The total deficit caused by its legacy precision business is RM69.5mn (including operating losses, goodwill impairment, and loss on disposal). This compares with the current Group equity of RM54.9mn as of FY16. Without the influence of the discontinued operation, the Group is starting to see a turnaround, albeit with a modest RM0.4mn versus a loss of RM70.9mn in FY15.
More recently, RIG entered into a conditional offtake agreement for the sale of all 276 units of strata titled residential apartments for Phase 3 of its Airtrollis property with MyAngkasa Bina Sdn. Bhd. (Purchaser). The purchaser is obliged to market and sell all 276 units or purchase all unsold units upon completion for an aggregate total value of c.RM90mn.
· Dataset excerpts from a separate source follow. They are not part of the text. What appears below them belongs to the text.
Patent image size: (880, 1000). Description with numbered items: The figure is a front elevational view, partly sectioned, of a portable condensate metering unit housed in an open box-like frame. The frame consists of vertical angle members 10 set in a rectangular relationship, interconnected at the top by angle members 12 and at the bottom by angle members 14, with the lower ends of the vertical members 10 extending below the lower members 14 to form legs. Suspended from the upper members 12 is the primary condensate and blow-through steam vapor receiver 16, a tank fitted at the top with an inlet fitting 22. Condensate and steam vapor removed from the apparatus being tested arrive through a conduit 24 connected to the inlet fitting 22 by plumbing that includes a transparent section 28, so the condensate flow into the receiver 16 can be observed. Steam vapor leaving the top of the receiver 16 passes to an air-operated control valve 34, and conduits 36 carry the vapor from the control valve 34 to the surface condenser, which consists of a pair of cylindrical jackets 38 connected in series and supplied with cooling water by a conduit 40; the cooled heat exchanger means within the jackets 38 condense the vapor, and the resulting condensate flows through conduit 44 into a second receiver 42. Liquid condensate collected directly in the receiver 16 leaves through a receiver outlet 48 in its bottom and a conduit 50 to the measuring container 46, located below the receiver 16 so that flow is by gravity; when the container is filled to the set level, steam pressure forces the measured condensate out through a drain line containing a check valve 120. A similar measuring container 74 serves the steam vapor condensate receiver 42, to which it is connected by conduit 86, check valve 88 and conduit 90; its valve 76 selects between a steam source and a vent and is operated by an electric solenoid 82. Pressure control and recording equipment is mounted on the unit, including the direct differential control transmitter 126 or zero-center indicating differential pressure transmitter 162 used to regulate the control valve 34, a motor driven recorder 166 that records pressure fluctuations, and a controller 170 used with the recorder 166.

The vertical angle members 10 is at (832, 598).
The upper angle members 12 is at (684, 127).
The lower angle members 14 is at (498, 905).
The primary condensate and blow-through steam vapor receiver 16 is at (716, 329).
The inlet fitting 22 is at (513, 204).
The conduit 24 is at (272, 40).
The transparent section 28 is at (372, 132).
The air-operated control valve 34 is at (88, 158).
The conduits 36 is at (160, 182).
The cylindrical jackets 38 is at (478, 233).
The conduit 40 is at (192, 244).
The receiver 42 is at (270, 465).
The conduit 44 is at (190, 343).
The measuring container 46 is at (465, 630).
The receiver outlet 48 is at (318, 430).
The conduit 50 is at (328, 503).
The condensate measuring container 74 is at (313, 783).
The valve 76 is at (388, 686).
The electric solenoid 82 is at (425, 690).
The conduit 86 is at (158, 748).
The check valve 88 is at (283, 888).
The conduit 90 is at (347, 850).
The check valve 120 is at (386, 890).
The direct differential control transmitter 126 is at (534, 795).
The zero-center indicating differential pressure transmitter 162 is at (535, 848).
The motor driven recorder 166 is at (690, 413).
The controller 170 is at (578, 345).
The Group completed a total of seven property projects in FY2016. A strong pipeline of projects remains lined up for FY2017. Phase 1 of Regal Corporate Park, the Group’s industrial park development, and Phase 1 of Airtrollis, its residential and retail development near Kuala Lumpur International Airport, are also well on track for completion in 1H2017. Both projects make up a total of c.55.3% of our previously calculated Revalued Net Asset Value (RNAV)
Ceasing Coverage due to low liquidity of stock and internal resource re-allocation
While we believe the recent divestment of its legacy precision business and offtake agreement remove major overhangs and add income visibility to RIG’s earnings, we are ceasing coverage on the stock due to the lack of trading liquidity and a re-allocation of internal resources.